- Court: Court of Appeal of New Zealand
- Full case name: Holloway v Attorney-General
- Decided: 12 December 1994
- Citation: [1994] 2 ERNZ 528

Court membership
- Judges sitting: Richardson J, Hardie Boys J, McKay J

Keywords
- unilateral contract

= Holloway v Attorney-General =

New Zealand case regarding unilateral contracts

Holloway v Attorney-General [1994] 2 ERNZ 528 is a case frequently cited in New Zealand regarding unilateral contracts.

==Background==
Until the late 1980s, in an effort to reduce a shortage of school teachers in New Zealand, the Ministry of Education stated that people who completed a teachers course at university, upon graduation, would be employed for 2 years as a teacher by the ministry.

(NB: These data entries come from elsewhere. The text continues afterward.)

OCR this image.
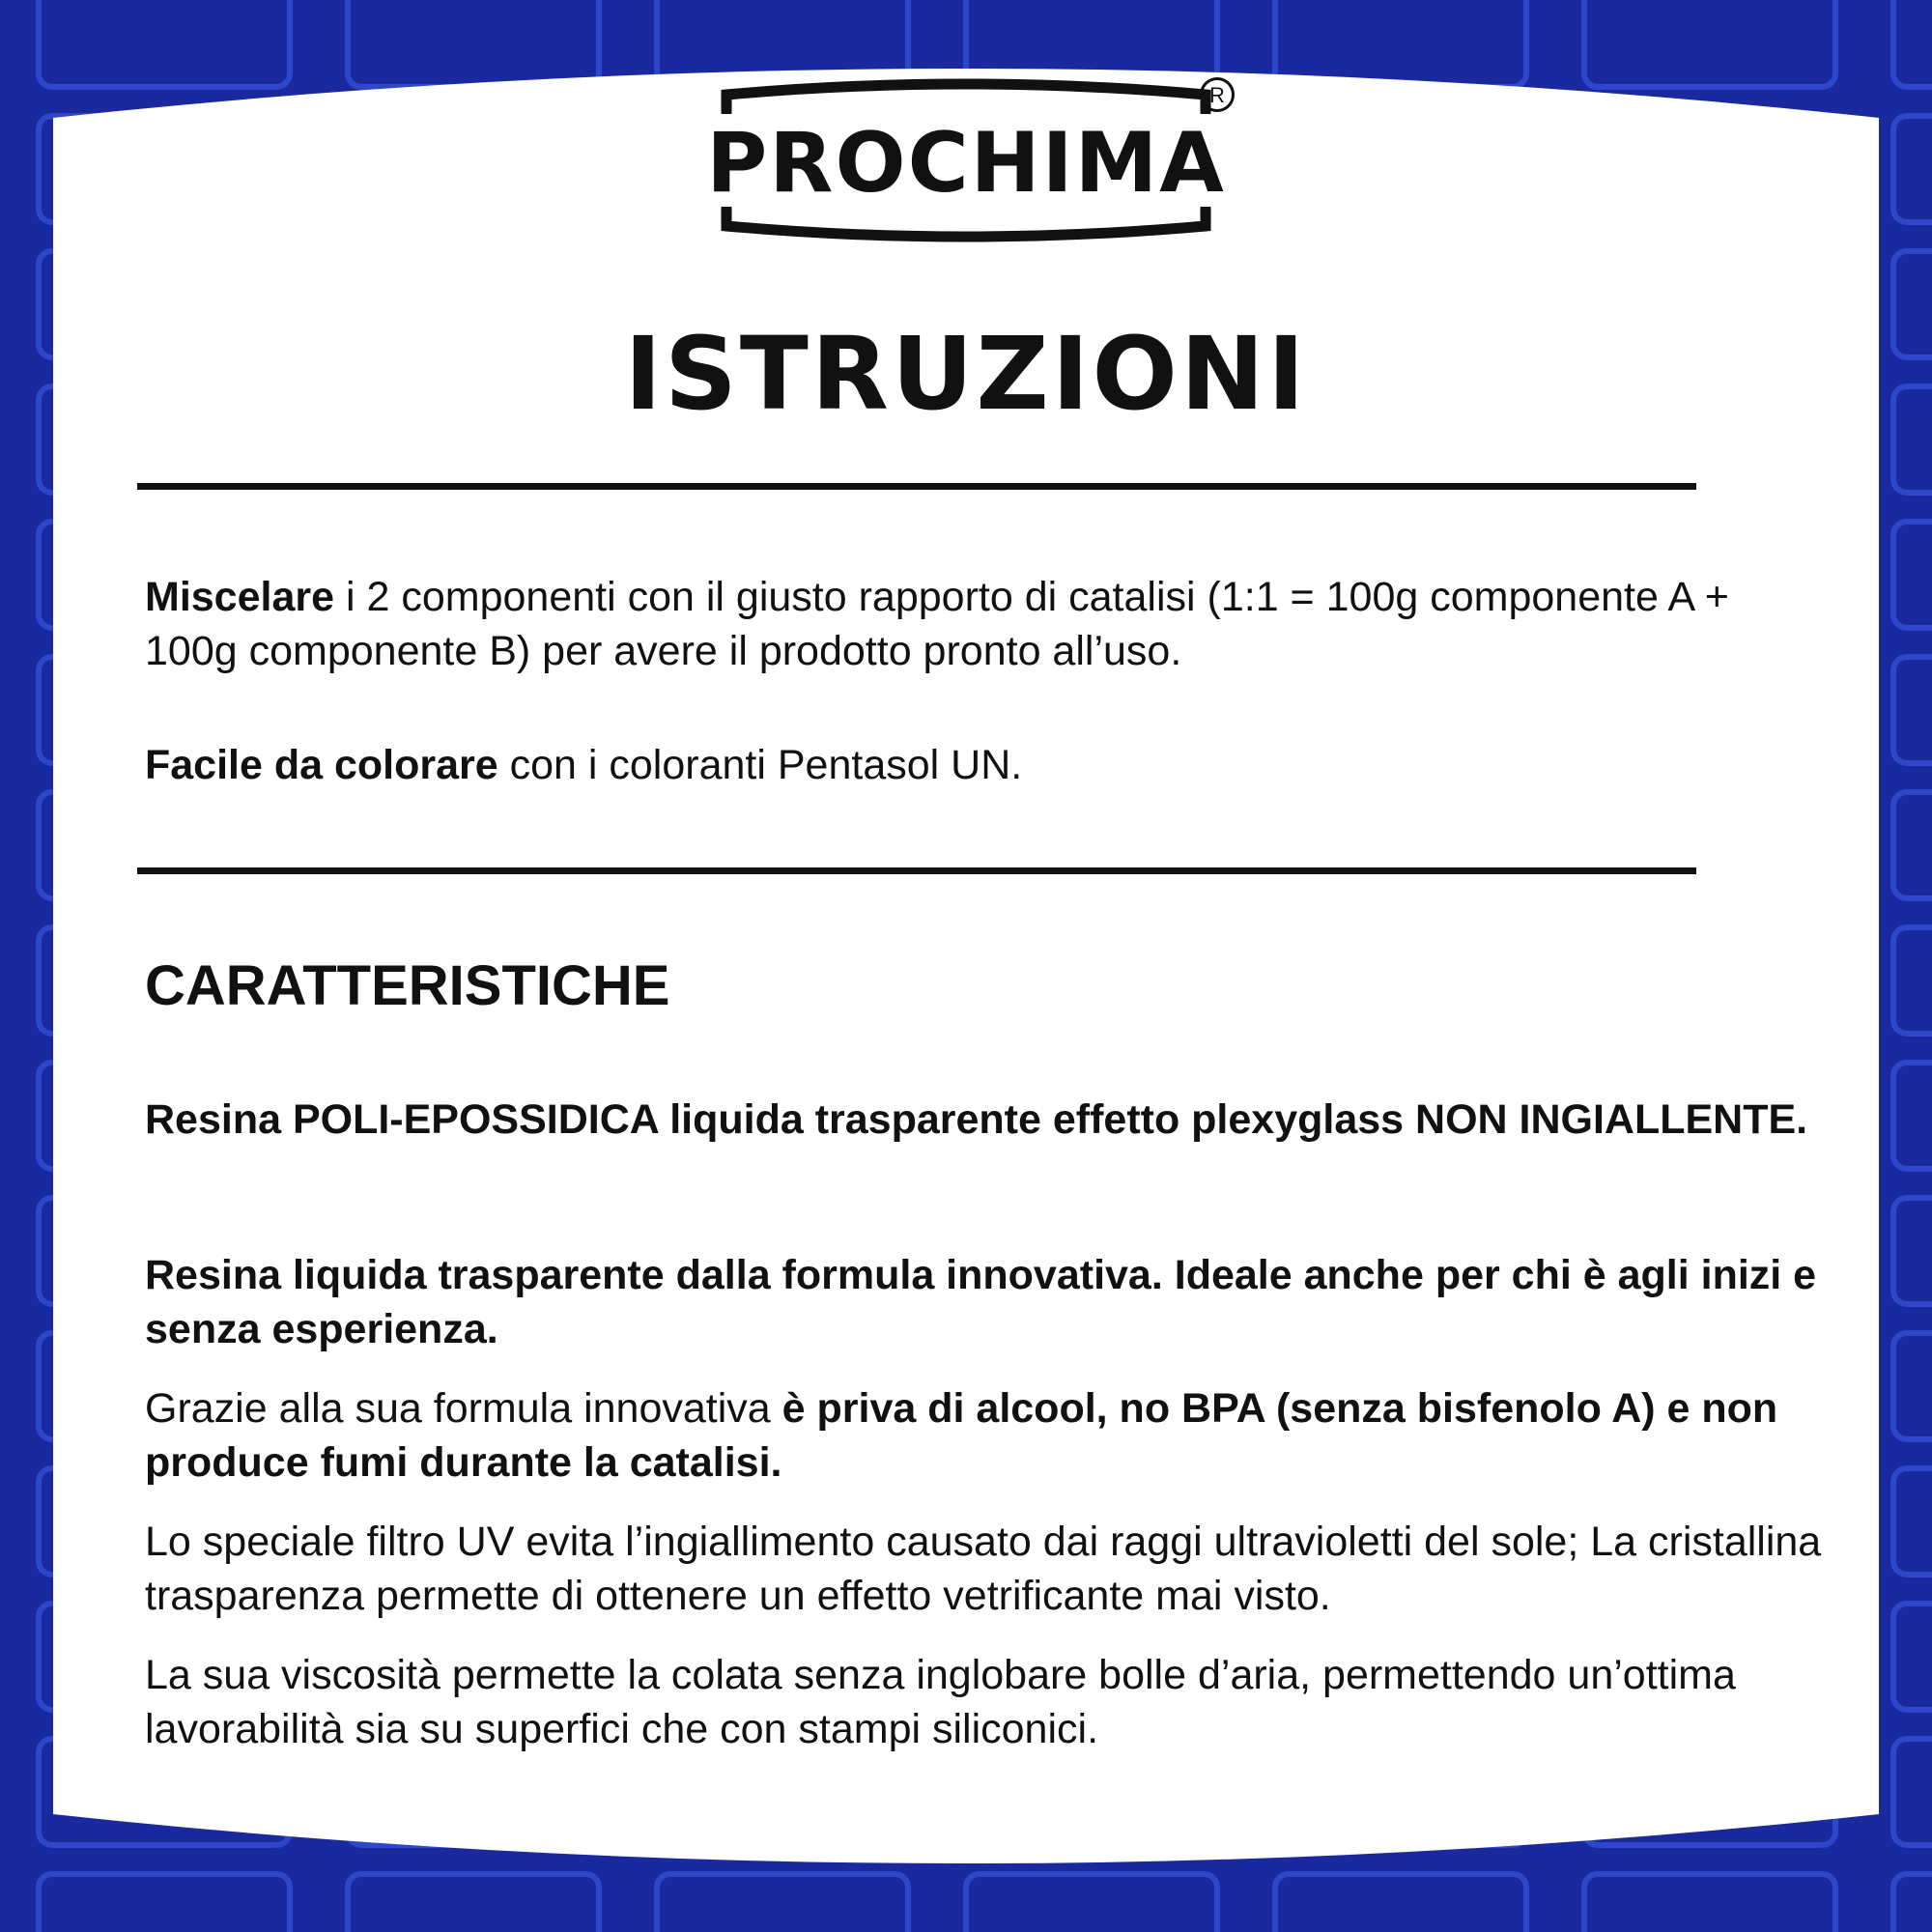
PROCHIMA
R
ISTRUZIONI

Miscelare i 2 componenti con il giusto rapporto di catalisi (1:1 = 100g componente A + 100g componente B) per avere il prodotto pronto all’uso.

Facile da colorare con i coloranti Pentasol UN.

CARATTERISTICHE

Resina POLI-EPOSSIDICA liquida trasparente effetto plexyglass NON INGIALLENTE.

Resina liquida trasparente dalla formula innovativa. Ideale anche per chi è agli inizi e senza esperienza.

Grazie alla sua formula innovativa è priva di alcool, no BPA (senza bisfenolo A) e non produce fumi durante la catalisi.

Lo speciale filtro UV evita l’ingiallimento causato dai raggi ultravioletti del sole; La cristallina trasparenza permette di ottenere un effetto vetrificante mai visto.

La sua viscosità permette la colata senza inglobare bolle d’aria, permettendo un’ottima lavorabilità sia su superfici che con stampi siliconici.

However, with declining numbers of students, and a substantial budget deficit, the government ceased this guarantee of employment, and when Ms Hollaway graduated as a teacher she was not offered the promised employment.

Not happy with this, Holloway sued the Ministry of Education in the Employment Court.

==Held==
The Court of Appeal ruled that the Ministry of Education's statements of "will be appointed [as a teacher]" was a unilateral contract, thus there was a legally binding obligation to employ Ms Holloway.

Footnote: Although Holloway won the battle of whether there was a legally binding employment contract, she at the same time lost the war, as the Court of Appeal ruled that the Employment Court had no jurisdiction to hear such a case in the first place, leaving Holloway having to refile her claim via the District Court instead.